A multi-scale approach for integrating species distribution models with landscape connectivity to identify critical linkage zones for African savanna elephants (Loxodonta africana)

Authors

Lei Song, University of California, Santa Barbara
Amy E. Frazier, University of California, Santa Barbara
Anna Bond Estes, Carleton College
Lyndon Despard Estes, Clark UniversityFollow

Document Type

Article

Abstract

The populations of African savanna elephants have declined by an estimated 60 % since the 1970s, which can be attributed to a mixture of poaching and habitat loss. Human activities and environmental changes have caused unprecedented loss and fragmentation of elephant natural habitats, resulting in the isolation of elephant populations. Preserving habitat connectivity is thus increasingly important to conserve remaining elephants' populations and maintain ecological functions. A major challenge in large-scale connectivity modeling is data availability constraints. To tackle this issue, we developed an integrated modeling approach that leverages multiple, publicly available occurrence datasets, which vary in format and quality, with a multi-scale SDM to estimate spatial suitability of African savanna elephants. Two SDMs, based on polygon-based observations and presence-only occurrences, were separately calibrated using the Isolation Forest algorithm and then ensembled using Bayes fusion. Particularly, we included multiple landscape metrics derived from a high-resolution (∼5 m) land cover map as environmental predictors in the SDMs to characterize the landscape structure influencing elephant movement. The resulting environmental suitability was then used to map landscape connectivity through circuit theory, implemented in Circuitscape. Using species distribution modeling (SDM) and graph-based landscape connectivity modeling, we aimed to understand population connectivity and target vital corridors across Tanzania, one of the most important elephant range states.
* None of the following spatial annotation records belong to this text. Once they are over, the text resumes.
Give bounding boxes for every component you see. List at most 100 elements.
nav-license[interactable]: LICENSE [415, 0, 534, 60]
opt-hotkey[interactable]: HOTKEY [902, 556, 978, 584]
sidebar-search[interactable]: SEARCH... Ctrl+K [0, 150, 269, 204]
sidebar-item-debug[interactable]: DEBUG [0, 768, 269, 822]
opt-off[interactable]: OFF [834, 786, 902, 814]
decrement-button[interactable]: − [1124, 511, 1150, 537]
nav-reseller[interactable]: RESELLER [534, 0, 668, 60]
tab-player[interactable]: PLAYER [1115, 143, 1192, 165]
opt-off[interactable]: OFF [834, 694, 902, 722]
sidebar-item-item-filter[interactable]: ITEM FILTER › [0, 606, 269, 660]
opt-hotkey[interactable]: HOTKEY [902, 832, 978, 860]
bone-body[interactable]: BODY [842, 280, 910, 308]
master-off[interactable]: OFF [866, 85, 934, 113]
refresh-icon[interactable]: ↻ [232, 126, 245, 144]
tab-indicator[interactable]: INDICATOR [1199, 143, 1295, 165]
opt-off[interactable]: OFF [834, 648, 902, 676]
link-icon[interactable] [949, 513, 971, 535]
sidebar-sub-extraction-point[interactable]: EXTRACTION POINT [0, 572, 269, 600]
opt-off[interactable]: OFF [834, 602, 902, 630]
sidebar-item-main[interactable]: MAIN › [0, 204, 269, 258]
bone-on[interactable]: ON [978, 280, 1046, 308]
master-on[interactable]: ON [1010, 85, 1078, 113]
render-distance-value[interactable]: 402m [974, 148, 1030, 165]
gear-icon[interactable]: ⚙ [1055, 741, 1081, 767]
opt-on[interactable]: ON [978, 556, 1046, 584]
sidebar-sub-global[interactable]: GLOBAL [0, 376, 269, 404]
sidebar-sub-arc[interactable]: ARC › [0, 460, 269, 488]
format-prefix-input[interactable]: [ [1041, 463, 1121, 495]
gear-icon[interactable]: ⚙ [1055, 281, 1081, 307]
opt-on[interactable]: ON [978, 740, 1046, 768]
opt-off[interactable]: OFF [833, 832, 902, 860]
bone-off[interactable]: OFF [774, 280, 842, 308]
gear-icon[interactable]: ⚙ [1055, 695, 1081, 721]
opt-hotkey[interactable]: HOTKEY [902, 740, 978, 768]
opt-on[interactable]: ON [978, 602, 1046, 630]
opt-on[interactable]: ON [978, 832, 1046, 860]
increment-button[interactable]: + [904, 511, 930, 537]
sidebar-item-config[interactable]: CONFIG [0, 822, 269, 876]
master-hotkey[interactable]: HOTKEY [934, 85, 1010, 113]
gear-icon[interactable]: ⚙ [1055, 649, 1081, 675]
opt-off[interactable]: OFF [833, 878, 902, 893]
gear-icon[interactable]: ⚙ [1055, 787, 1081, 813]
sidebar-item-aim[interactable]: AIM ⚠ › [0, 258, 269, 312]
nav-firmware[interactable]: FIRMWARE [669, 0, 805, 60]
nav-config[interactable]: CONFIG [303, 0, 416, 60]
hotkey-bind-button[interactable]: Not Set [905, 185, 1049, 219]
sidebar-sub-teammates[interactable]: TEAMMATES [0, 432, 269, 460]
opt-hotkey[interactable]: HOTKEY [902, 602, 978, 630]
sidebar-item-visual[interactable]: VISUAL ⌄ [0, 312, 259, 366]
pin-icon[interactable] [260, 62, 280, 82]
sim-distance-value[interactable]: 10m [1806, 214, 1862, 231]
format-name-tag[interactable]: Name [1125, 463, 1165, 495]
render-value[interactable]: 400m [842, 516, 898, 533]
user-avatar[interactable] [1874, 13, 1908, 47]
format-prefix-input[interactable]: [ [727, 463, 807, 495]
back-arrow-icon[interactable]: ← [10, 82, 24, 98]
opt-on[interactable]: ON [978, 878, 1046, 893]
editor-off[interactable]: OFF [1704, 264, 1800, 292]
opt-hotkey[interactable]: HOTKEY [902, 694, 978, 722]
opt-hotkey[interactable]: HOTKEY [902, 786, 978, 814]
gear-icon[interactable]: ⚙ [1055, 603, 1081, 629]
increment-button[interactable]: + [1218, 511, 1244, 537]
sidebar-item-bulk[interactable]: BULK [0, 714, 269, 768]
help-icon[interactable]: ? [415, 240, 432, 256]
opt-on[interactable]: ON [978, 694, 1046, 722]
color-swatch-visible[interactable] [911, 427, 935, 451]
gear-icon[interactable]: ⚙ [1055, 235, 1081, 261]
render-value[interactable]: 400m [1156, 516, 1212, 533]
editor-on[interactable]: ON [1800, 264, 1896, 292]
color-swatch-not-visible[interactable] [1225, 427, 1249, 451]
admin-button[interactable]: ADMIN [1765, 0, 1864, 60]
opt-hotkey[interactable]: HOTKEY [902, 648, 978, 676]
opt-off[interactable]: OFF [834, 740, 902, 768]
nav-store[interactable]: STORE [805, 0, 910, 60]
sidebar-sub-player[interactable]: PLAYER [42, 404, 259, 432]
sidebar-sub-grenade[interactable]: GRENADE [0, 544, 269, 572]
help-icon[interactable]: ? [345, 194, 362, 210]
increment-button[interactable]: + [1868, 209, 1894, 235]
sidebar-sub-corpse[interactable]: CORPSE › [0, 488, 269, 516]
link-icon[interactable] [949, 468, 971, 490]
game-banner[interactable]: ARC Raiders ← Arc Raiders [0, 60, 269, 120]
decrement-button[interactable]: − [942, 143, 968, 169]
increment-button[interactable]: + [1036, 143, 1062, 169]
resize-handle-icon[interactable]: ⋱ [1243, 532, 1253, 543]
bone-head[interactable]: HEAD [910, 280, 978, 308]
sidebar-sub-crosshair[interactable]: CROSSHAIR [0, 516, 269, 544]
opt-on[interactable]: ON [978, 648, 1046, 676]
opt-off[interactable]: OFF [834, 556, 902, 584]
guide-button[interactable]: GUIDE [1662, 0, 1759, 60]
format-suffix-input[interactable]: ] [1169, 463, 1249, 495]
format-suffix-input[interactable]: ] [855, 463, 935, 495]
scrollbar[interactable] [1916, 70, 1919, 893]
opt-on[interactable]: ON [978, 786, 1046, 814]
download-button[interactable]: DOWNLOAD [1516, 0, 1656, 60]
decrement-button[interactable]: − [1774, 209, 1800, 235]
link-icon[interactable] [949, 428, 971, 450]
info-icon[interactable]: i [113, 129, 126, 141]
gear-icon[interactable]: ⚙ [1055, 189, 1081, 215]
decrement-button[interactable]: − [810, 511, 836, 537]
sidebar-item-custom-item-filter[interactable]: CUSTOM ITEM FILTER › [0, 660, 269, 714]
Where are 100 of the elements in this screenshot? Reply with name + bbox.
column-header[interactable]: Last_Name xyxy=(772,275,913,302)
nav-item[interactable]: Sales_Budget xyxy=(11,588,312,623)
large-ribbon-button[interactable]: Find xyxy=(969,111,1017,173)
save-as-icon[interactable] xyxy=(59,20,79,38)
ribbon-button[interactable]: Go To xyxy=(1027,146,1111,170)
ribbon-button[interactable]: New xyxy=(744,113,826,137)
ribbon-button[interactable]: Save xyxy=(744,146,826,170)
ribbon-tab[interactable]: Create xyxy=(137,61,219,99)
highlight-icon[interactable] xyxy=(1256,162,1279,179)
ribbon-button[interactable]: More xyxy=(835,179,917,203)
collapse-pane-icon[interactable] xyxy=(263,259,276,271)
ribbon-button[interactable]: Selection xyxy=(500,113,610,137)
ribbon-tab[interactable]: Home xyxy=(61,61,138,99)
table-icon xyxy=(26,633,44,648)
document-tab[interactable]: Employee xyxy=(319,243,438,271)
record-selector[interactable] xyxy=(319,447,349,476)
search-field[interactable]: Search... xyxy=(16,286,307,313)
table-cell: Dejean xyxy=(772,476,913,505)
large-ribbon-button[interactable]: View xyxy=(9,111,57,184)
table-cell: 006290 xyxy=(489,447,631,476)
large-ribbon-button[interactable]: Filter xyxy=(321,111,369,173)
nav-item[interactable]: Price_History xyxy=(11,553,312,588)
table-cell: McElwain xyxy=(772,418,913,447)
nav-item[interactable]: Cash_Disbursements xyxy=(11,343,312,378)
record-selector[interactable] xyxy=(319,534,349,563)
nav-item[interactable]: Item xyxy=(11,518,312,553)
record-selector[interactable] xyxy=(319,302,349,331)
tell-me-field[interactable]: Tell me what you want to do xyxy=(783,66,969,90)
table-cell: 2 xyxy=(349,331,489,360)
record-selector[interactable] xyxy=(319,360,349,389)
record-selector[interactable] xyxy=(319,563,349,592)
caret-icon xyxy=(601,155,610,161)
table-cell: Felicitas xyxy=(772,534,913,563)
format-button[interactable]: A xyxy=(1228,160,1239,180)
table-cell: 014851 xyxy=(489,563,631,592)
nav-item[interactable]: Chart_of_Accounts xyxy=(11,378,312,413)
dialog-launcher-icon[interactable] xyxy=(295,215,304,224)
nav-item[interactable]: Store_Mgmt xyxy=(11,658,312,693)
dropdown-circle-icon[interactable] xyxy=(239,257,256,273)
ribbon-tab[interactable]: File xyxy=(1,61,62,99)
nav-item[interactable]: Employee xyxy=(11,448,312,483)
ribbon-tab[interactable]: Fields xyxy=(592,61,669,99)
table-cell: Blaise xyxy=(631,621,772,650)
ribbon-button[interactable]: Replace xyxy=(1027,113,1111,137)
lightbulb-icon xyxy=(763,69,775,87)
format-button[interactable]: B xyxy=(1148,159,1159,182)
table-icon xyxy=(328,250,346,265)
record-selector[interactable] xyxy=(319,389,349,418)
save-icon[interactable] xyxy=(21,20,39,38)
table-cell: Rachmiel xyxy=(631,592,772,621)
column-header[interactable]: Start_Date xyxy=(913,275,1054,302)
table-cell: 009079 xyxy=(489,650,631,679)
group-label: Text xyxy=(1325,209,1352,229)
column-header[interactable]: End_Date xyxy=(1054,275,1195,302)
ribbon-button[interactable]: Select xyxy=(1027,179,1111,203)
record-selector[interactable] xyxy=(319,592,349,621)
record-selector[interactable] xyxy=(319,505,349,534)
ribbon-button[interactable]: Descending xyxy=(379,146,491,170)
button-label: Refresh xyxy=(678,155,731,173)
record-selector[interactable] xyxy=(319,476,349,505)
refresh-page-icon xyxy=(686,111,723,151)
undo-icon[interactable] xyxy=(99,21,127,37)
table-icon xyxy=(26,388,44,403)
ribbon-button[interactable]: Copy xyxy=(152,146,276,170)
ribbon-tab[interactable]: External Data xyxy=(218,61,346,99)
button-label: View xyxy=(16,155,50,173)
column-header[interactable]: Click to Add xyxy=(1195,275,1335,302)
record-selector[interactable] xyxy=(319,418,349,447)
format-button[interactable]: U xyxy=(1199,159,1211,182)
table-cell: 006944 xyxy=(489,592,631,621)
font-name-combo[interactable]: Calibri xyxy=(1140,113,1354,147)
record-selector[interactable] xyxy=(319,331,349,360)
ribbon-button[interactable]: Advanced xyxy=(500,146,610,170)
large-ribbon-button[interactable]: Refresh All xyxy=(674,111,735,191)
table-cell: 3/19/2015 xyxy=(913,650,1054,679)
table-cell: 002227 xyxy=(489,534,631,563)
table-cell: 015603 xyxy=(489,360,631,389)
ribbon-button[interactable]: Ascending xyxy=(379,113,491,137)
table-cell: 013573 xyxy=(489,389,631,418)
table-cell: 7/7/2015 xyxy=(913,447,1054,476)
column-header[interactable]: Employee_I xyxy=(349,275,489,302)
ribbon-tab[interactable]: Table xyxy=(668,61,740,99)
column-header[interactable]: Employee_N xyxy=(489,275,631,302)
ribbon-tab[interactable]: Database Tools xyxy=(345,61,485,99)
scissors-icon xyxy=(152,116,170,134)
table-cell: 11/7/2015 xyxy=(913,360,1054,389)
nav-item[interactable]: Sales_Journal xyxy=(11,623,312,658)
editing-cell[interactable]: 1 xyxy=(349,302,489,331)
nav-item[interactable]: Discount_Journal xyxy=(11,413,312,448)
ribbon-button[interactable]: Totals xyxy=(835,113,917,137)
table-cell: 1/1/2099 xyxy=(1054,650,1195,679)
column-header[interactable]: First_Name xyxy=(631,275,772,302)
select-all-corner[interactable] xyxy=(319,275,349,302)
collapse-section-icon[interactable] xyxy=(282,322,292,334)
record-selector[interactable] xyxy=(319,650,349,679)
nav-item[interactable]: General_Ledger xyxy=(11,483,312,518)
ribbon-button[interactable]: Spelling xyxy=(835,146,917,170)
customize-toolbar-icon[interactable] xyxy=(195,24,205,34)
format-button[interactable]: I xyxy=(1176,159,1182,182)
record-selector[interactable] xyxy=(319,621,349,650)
Shapley value-based variable analysis in SDM revealed that human modifications strongly influence elephant distribution at broad scales, while habitat fragmentation and connectivity impact their activities. Connectivity results further highlighted that both long- and short-distance connectivity are currently facing significant threats from intensive human activities (e.g., agriculture) in Tanzania and identified critical linkage zones that should be targeted for connectivity conservation efforts. © 2025 The Author(s)

Publication Title

Ecological Modelling

Publication Date

8-2025

Volume

507

ISSN

0304-3800

DOI

10.1016/j.ecolmodel.2025.111198

Keywords

African elephant database, data integration, GBIF, human-wildlife conflict, landscape metrics, Shapley values

Repository Citation

Song, Lei; Frazier, Amy E.; Estes, Anna Bond; and Estes, Lyndon Despard, "A multi-scale approach for integrating species distribution models with landscape connectivity to identify critical linkage zones for African savanna elephants (Loxodonta africana)" (2025). Geography. 1013.
https://commons.clarku.edu/faculty_geography/1013

Creative Commons License

This work is licensed under a Creative Commons Attribution 4.0 International License.

Copyright Conditions

Song, L., Frazier, A. E., Estes, A. B., & Estes, L. D. (2025). A multi-scale approach for integrating species distribution models with landscape connectivity to identify critical linkage zones for African savanna elephants (Loxodonta africana). Ecological Modelling, 507, 111198.